Yang dimaksud dengan "menghina" adalah perbuatan yang merendahkan atau merusak kehormatan atau citra pemerintah atau lembaga negara, termasuk menista atau memfitnah.
Menghina berbeda dengan kritik yang merupakan hak berekspresi dan hak berdemokrasi, misalnya melalui unjuk rasa atau menyampaikan pendapat yang berbeda dengan kebijakan pemerintah atau lembaga negara.
Dalam negara demokratis, kritik menjadi hal penting sebagai bagian dari kebebasan berekspresi yang sedapat mungkin bersifat konstruktif, walaupun mengandung ketidaksetujuan terhadap perbuatan, kebijakan, atau tindakan pemerintah atau lembaga negara.
Pada dasarnya, kritik dalam ketentuan ini merupakan bentuk pengawasan, koreksi, dan saran terhadap hal-hal yang berkaitan dengan kepentingan masyarakat.
Ayat (1) Yang dimaksud dengan "pemerintah" adalah Presiden Republik Indonesia yang memegang kekuasaan pemerintahan negara Republik Indonesia yang dibantu oleh Wakil Presiden dan menteri sebagaimana dimaksud dalam Undang-Undang Dasar Negara Republik Indonesia Tahun 1945. Yang dimaksud dengan "lembaga negara" adalah MPR, DPR, DPD, MA, dan MK.
Penjelasan Ahli
Ahli hukum pidana lulusan UGM Fathillah Akbar mencoba memberikan penjelasan, apa bedanya mengkritik dan menghina lembaga negara seperti Presiden, Wapres, DPR hingga lembaga sejenis.

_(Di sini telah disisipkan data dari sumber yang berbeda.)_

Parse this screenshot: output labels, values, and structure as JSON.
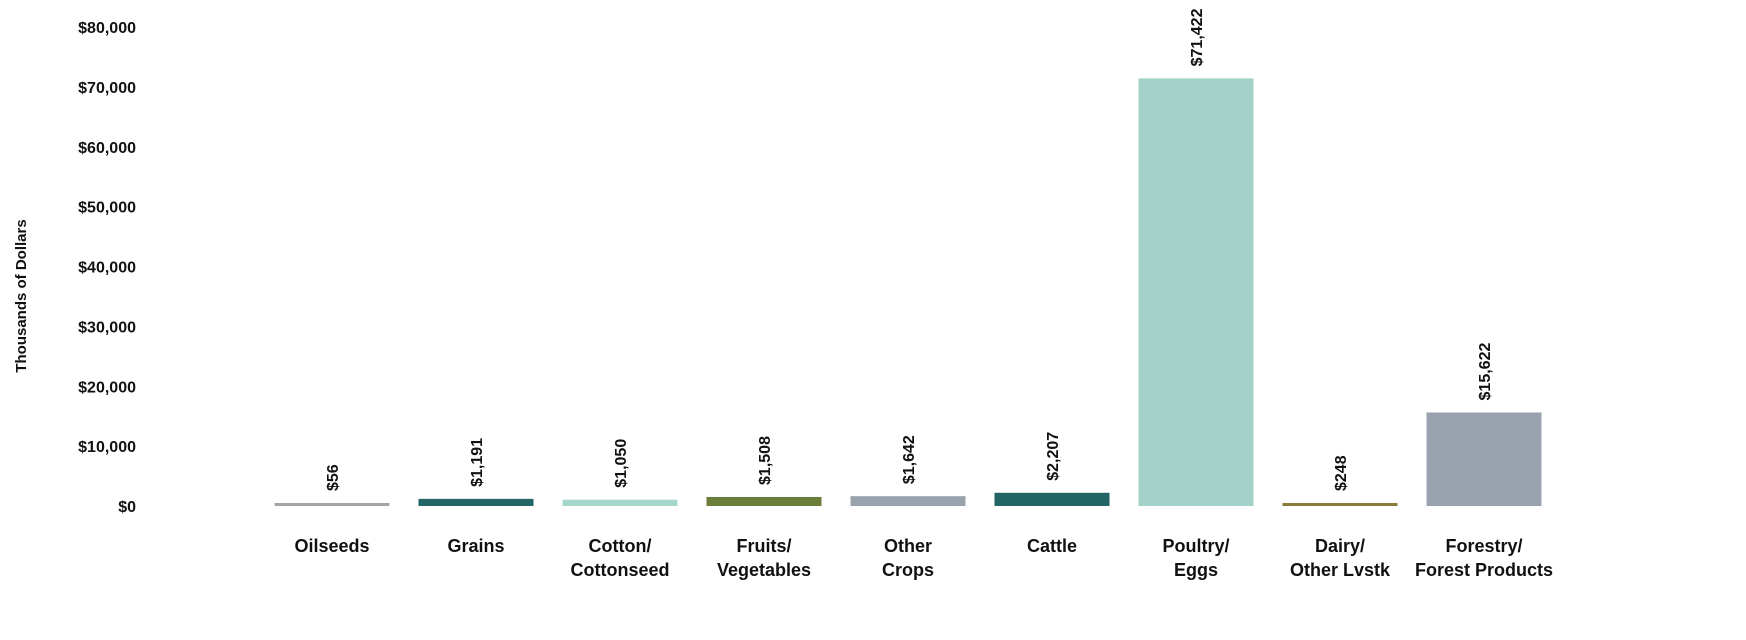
{
  "chart_data": {
    "type": "bar",
    "title": "",
    "xlabel": "",
    "ylabel": "Thousands  of Dollars",
    "ylim": [
      0,
      80000
    ],
    "grid": false,
    "legend": "none",
    "y_ticks": [
      "$0",
      "$10,000",
      "$20,000",
      "$30,000",
      "$40,000",
      "$50,000",
      "$60,000",
      "$70,000",
      "$80,000"
    ],
    "y_tick_values": [
      0,
      10000,
      20000,
      30000,
      40000,
      50000,
      60000,
      70000,
      80000
    ],
    "categories": [
      [
        "Oilseeds"
      ],
      [
        "Grains"
      ],
      [
        "Cotton/",
        "Cottonseed"
      ],
      [
        "Fruits/",
        "Vegetables"
      ],
      [
        "Other",
        "Crops"
      ],
      [
        "Cattle"
      ],
      [
        "Poultry/",
        "Eggs"
      ],
      [
        "Dairy/",
        "Other Lvstk"
      ],
      [
        "Forestry/",
        "Forest Products"
      ]
    ],
    "values": [
      56,
      1191,
      1050,
      1508,
      1642,
      2207,
      71422,
      248,
      15622
    ],
    "data_labels": [
      "$56",
      "$1,191",
      "$1,050",
      "$1,508",
      "$1,642",
      "$2,207",
      "$71,422",
      "$248",
      "$15,622"
    ],
    "colors": [
      "#a6a6a6",
      "#236565",
      "#a6d5cc",
      "#6a7d3a",
      "#9aa3ad",
      "#236565",
      "#a1d1c9",
      "#8b7b3a",
      "#9aa3ad"
    ]
  }
}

"Sebenarnya kan itu sudah termasuk kemajuan. Karena kan sebelumnya pasal 240 itu ada pasal 350 juga, 351 ya tentang penghinaan terhadap kekuasaan yang umum. Setelah masukan masyarakat ditampung tuh, 240, 350 itu digabung, jadi penghinaan terhadap pemerintahan dan kekuasaan lembaga yang sah aja," jelasnya.
"Jadi sebenarnya sudah ada kemajuan itu digabung jadi tidak ada pemisahan lagi," lanjutnya.

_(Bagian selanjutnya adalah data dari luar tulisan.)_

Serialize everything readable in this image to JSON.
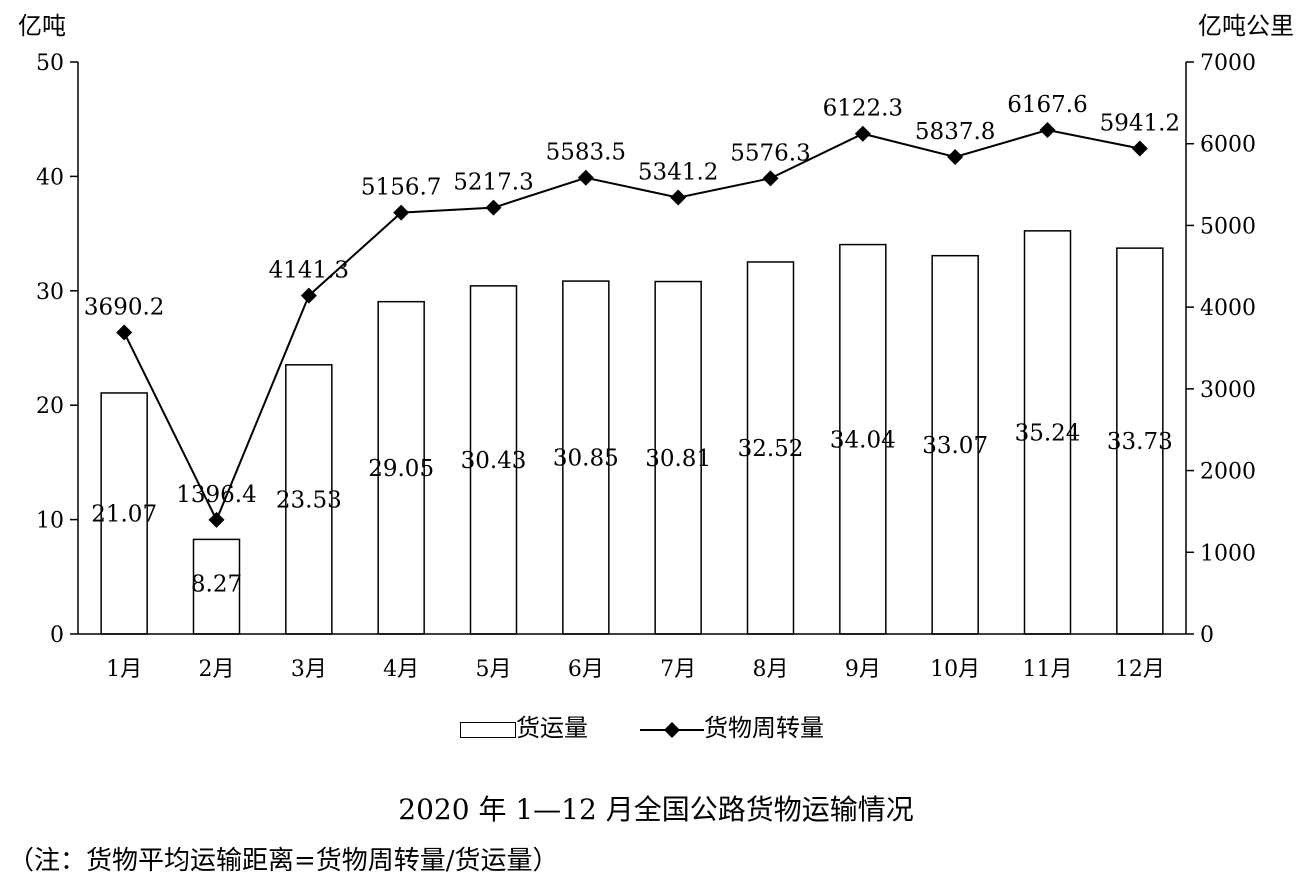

Apa makna penghinaan tersebut?
"Jadi yang di situ kan adalah yang dimaksud penghinaan itu berdasarkan yang memang menjatuhkan martabat, gitu," ujar Fathillah.
Lantas, apa bedanya dengan kritik?
"Jadi kalau kritik itu berdasarkan riset, berdasarkan opini dan sebagainya tidak bisa dijerat," ungkap dia.

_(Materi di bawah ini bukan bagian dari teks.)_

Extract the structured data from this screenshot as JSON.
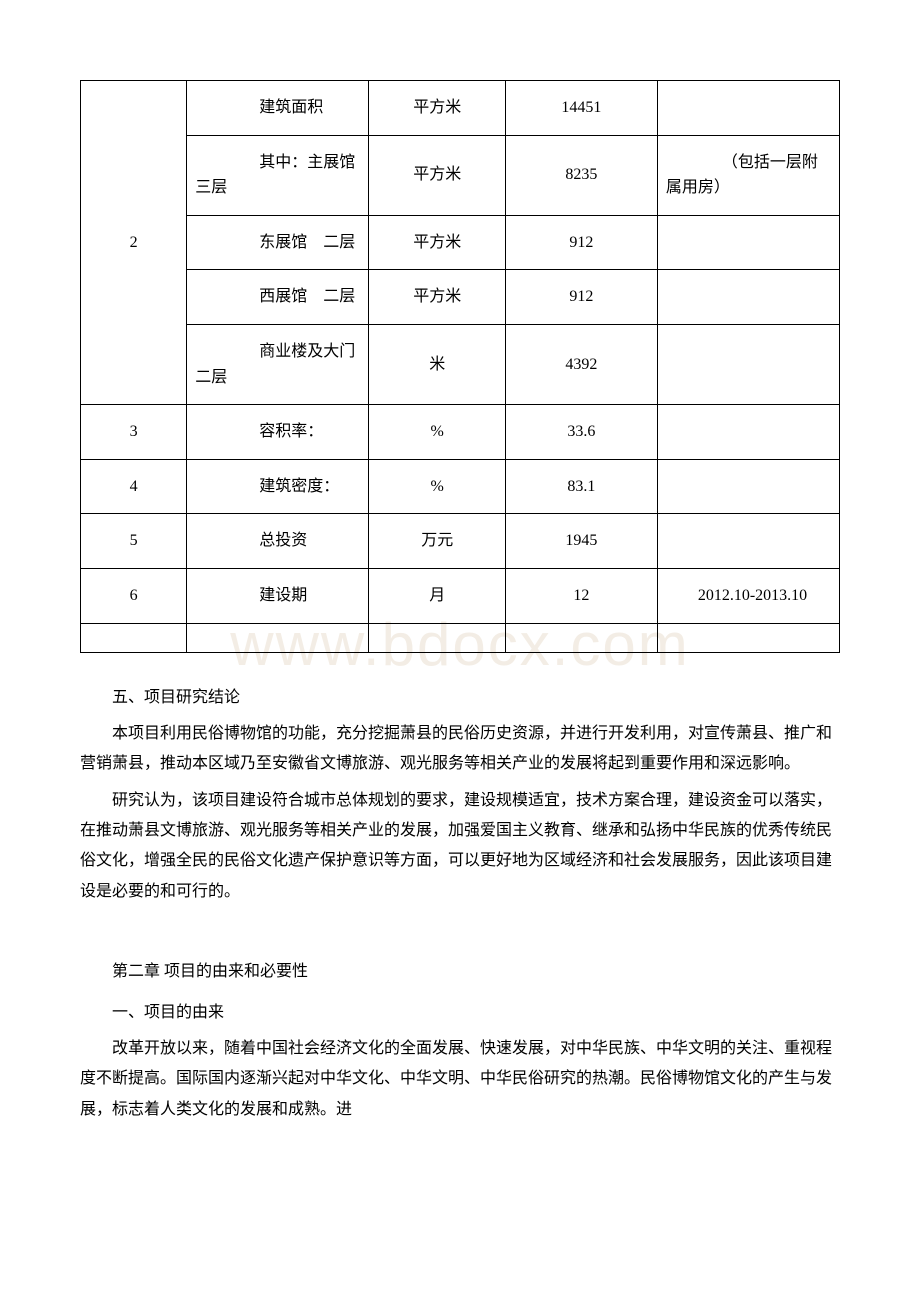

Karenanya, masyarakat harus menyertai riset dan bukti dan konkret untuk mendukung pendapatnya agar tidak terjerat KUHP terbaru.
Rawan Penyelewangan, Harus Ditinjau
Sementara itu, menurut ahli hukum pidana dari Universitas Trisakti, Abdul Fickar, pasal ini masih perlu ditinjau ulang. Sebab, hadirnya lembaga kenegaraan merupakan peran untuk melayani masyarakat.
"Iya nah itu yang menurut saya yang memang perlu direview lagi ya karena sebenarnya kan pola relasi antara lembaga-lembaga kenegaraan dengan rakyat itu kan melayani sebenarnya, nah mereka ada tuh untuk menyelenggarakan urusan rakyat," jelasnya.
Lebih lanjut, Abdul Fickar mengatakan bahwa selama masa sosialisasi KUHP yang direncanakan berjalan selama 3 tahun ke depan, masyarakat harus aktif meninjau.
"Nah karena itu menurut saya 3 tahun ini mungkin masyarakat akan menganalisis, ya, menganalisa apakah tugas-tugas tertentu itu sangat mungkin, terjadi penyelewengan atau terjadi muatan-muatan kekuasaan yang sengaja untuk menekan rakyat," lanjutnya.
Dalam kurun waktu tersebut, ia mengusulkan adanya upaya perbaikan tentang pasal yang dirasa tidak sesuai dengan kehidupan masyarakat Indonesia.
"Nah waktu 3 tahun saya kira cukup untuk melakukan upaya hukum ya apakah itu perbaikan, maupun itu judicial itu ke Mahkamah Konstitusi," jelas dia.
"Nah itu yang umpamanya ada pasal yang butuh kritik atau pendapat atau saran yang kemudian dapat dilampirkan sebagai penghinaan kepada kepala negara. Biasanya pasal-pasal yang gini tuh bisa menjadi objek dari apa peninjauan kembali, objek dari review, gitu," tukas Abdul Fickar.